Unabhängig von den Turbulenzen rund um den Zürcher FIFA-Palast kommt womöglich auch bald Licht in die seit dem Wochenende kursierenden Spekulationen über weitere Garcia-Ermittlungen gegen das deutsche Idol Franz Beckenbauer. FIFA-Spruchkammerchef Hans-Joachim Eckert rechnet jedenfalls zeitnah mit Anklageschriften von Garcia gegen Einzelpersonen wegen Verstößen gegen den FIFA-Ethikcode. "Ich bin sicher, dass in absehbarer Zeit etwas kommt. Dann entscheide ich, ob ich das Verfahren annehme und eröffne", sagte der Münchner Richter zu Sport Bild plus.

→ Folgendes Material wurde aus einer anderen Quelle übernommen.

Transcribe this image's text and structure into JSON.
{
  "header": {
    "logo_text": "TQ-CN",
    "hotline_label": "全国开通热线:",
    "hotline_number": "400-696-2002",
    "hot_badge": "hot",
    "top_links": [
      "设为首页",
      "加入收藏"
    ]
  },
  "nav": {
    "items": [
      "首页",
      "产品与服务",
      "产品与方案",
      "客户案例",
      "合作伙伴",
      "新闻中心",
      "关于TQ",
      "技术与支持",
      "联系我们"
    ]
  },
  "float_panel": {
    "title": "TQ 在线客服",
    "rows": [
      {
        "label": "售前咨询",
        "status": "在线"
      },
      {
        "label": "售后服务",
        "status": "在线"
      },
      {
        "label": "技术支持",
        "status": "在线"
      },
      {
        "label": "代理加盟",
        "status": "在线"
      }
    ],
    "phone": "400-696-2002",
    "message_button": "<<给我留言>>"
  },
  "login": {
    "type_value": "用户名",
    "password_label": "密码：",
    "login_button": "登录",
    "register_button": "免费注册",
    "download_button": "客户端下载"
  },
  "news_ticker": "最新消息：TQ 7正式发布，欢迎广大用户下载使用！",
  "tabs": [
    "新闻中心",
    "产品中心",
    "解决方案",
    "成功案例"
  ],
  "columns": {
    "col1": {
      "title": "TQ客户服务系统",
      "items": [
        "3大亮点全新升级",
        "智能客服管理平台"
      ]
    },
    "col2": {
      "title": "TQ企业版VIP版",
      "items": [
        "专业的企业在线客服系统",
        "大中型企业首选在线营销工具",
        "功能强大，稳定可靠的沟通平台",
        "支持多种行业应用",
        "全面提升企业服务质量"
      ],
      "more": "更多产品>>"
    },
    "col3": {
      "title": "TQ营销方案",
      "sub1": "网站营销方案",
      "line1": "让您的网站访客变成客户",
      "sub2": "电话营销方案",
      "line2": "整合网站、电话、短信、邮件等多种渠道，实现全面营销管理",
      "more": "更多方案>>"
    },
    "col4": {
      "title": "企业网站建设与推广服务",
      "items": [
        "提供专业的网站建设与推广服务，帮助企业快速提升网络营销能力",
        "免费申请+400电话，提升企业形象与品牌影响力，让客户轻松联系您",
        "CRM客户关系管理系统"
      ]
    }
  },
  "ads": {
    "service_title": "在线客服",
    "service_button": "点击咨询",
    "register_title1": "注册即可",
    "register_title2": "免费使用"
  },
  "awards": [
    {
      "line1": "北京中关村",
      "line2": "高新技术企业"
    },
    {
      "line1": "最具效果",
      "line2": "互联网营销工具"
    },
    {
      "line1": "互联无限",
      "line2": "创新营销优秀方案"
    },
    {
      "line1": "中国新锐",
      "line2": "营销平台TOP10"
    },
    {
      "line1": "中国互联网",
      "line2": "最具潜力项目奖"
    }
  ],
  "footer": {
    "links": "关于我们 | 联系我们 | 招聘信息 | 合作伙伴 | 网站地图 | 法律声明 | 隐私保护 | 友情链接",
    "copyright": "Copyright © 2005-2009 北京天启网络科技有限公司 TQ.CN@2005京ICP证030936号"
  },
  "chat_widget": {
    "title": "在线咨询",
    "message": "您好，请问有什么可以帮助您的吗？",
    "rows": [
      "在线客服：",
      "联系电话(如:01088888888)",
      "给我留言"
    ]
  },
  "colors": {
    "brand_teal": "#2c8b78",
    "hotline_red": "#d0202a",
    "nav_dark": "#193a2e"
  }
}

"Guter Moment für Rücktritt"

Garcia, der nach Angaben des Fachmagazins kicker für seine bisherige FIFA-Tätigkeit seit 2012 gut acht Millionen Dollar erhalten haben soll, hat jedoch nach Ansicht des früheren FIFA-Reformers Mark Pieth (Schweiz) derzeit wichtigere Überlegungen im Sinne der eigenen Glaubwürdigkeit anzustellen. Der Basler Governance-Experte, der die Ethikkommission in ihrer derzeitigen Form bei der FIFA etablierte, sieht für den ehemaligen US-Bundesanwalt momentan offenbar nur Rücktritt oder Verrat als realistische Optionen. In der US-Zeitung USAToday wird Pieth allerdings mit seiner Hoffnung zitiert, dass Garcia den über 400 Seiten umfassenden Bericht über seine Ermittlungsergebnisse auf Umwegen in die Öffentlichkeit lancieren wird.

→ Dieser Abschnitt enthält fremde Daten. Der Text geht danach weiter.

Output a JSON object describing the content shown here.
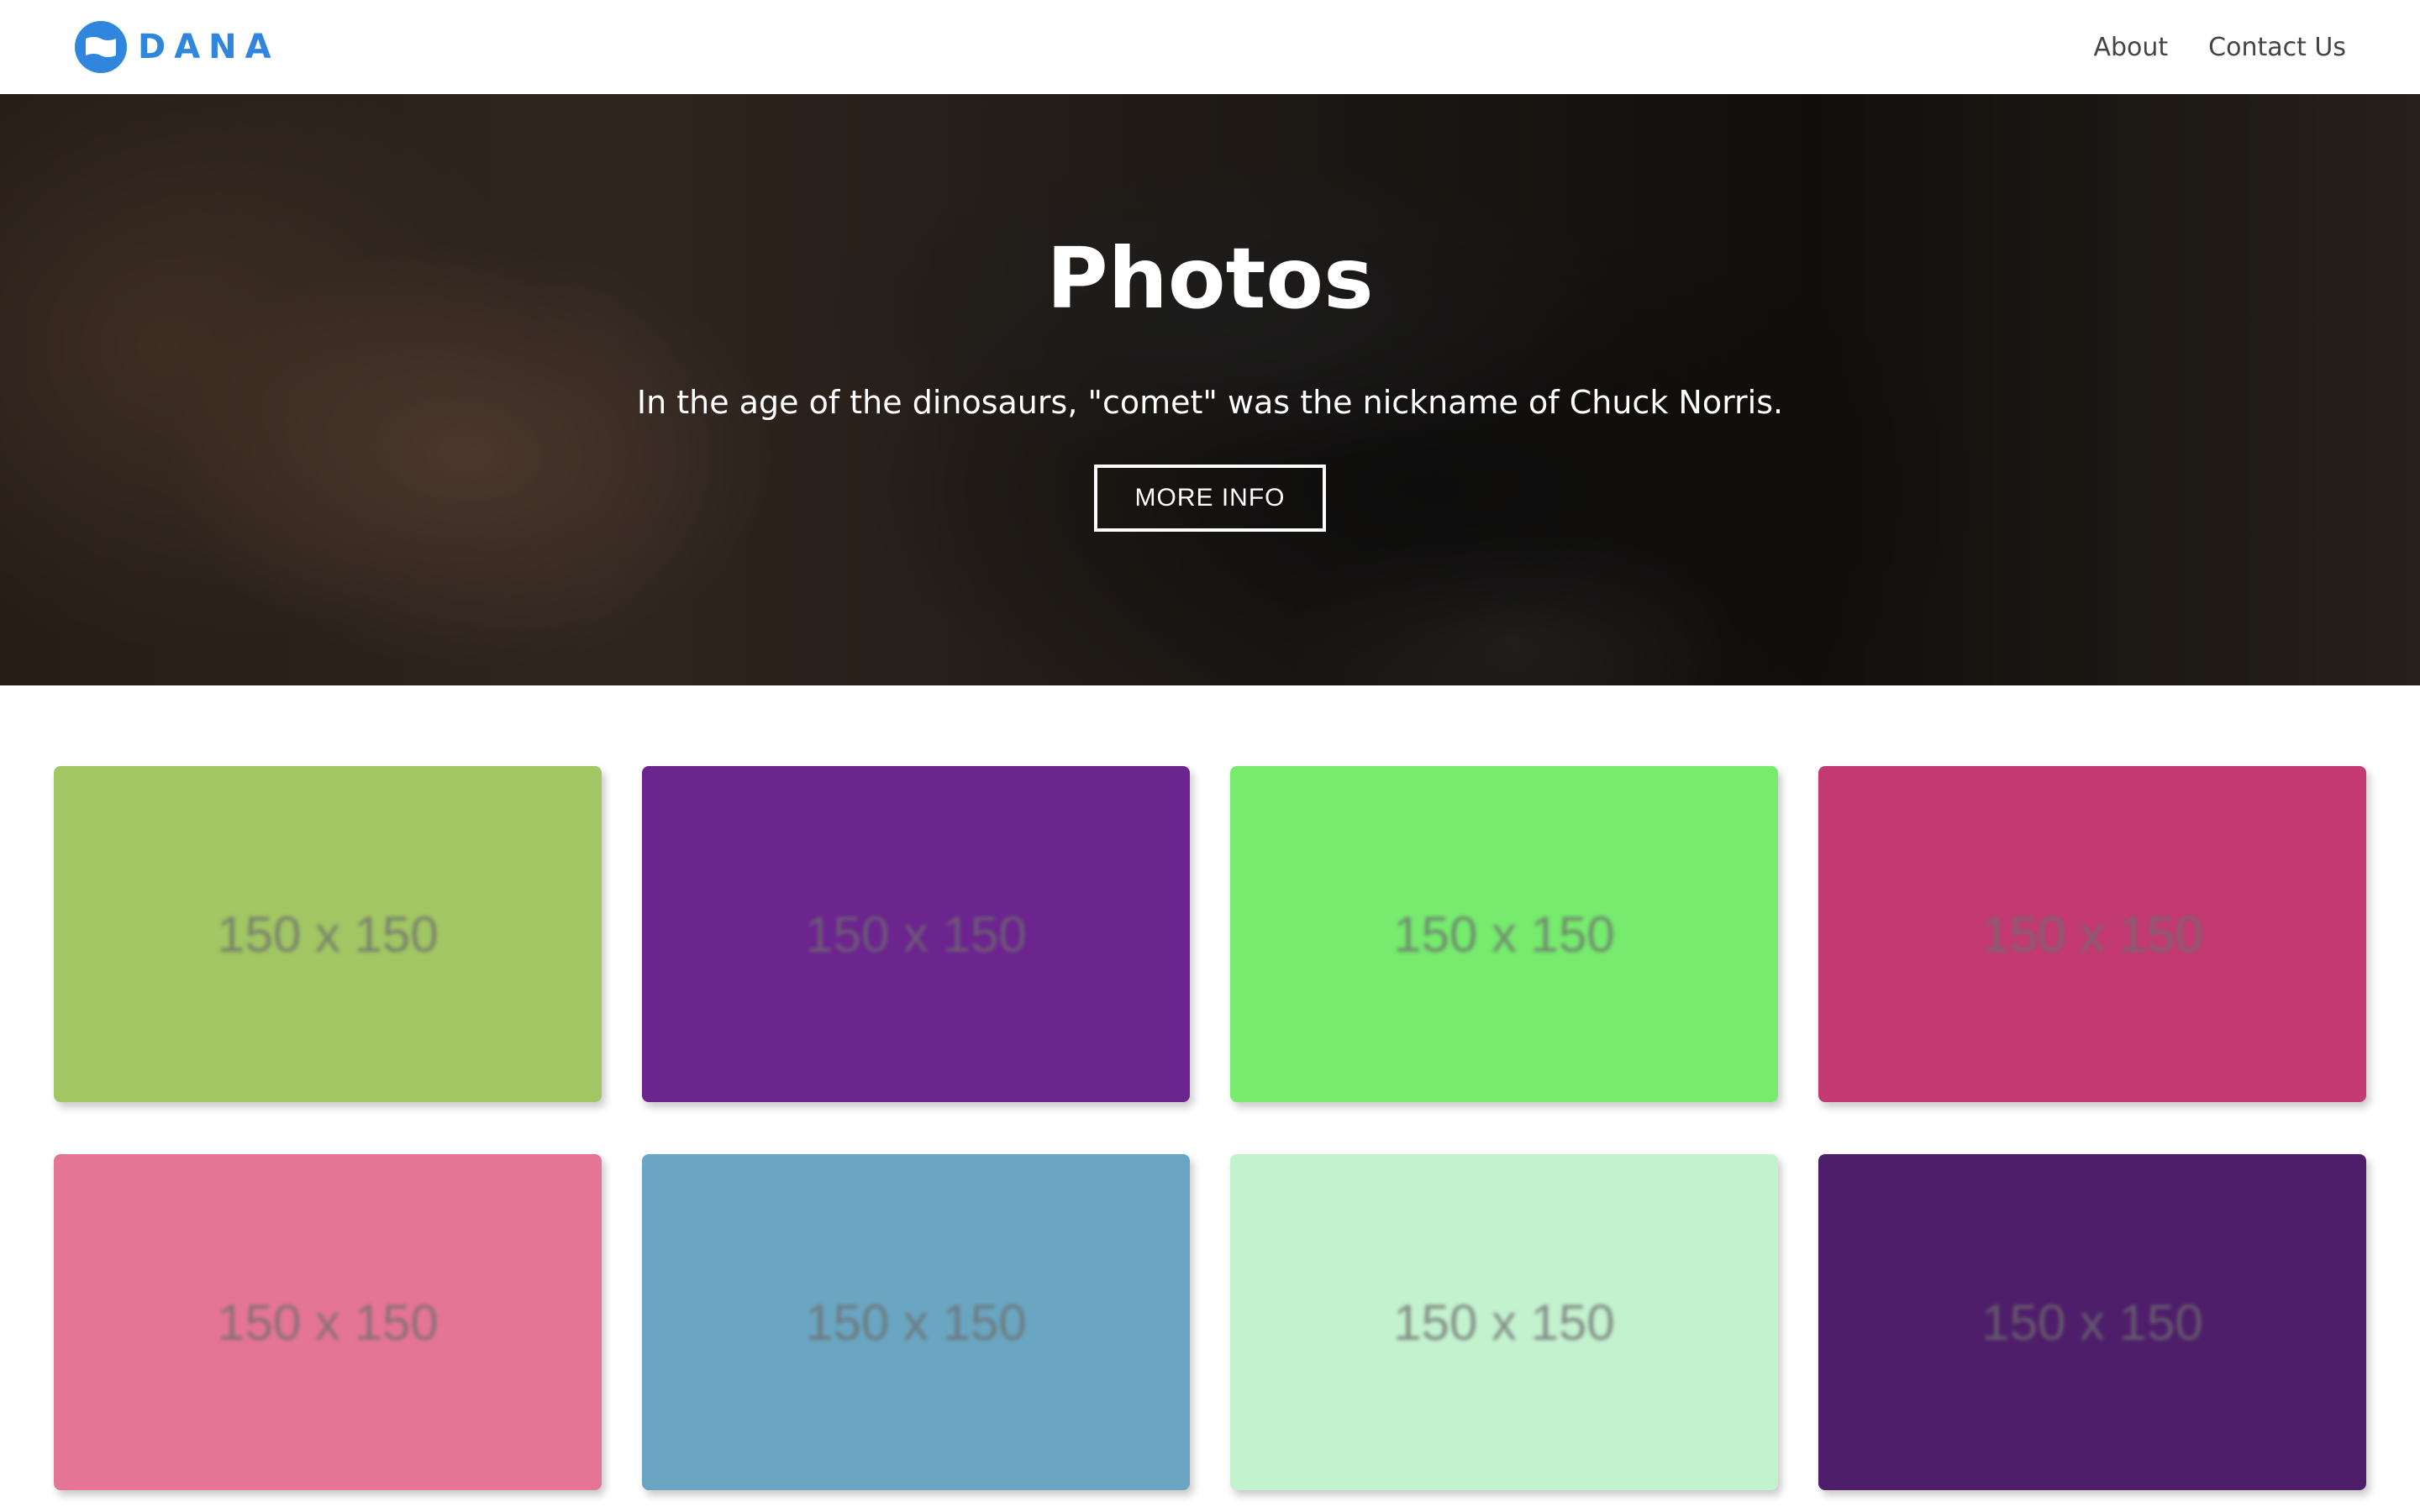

"Es wäre jetzt sicher auch ein guter Moment für einen Rücktritt. Aber hoffentlich wird er seinen Bericht durchsickern lassen", wird Pieth von "USAToday" wiedergegeben: "Wir müssen seine Erkenntnisse einfach haben, und meine Erfahrung ist, dass in den USA alles irgendwie durchsickert, wenn das helfen kann." An Garcias Protest bei der FIFA gegen die Wertung seiner Ermittlung durch Spruchkammer-Chef Hans-Joachim Eckert (München) knüpft Pieth keine allzu hohen Erwartungen: "Ich habe keine große Hoffnungen. Mir wäre lieber, die weltweite Meinung wäre der Richter, denn wir wollen Garcias Bericht sehen."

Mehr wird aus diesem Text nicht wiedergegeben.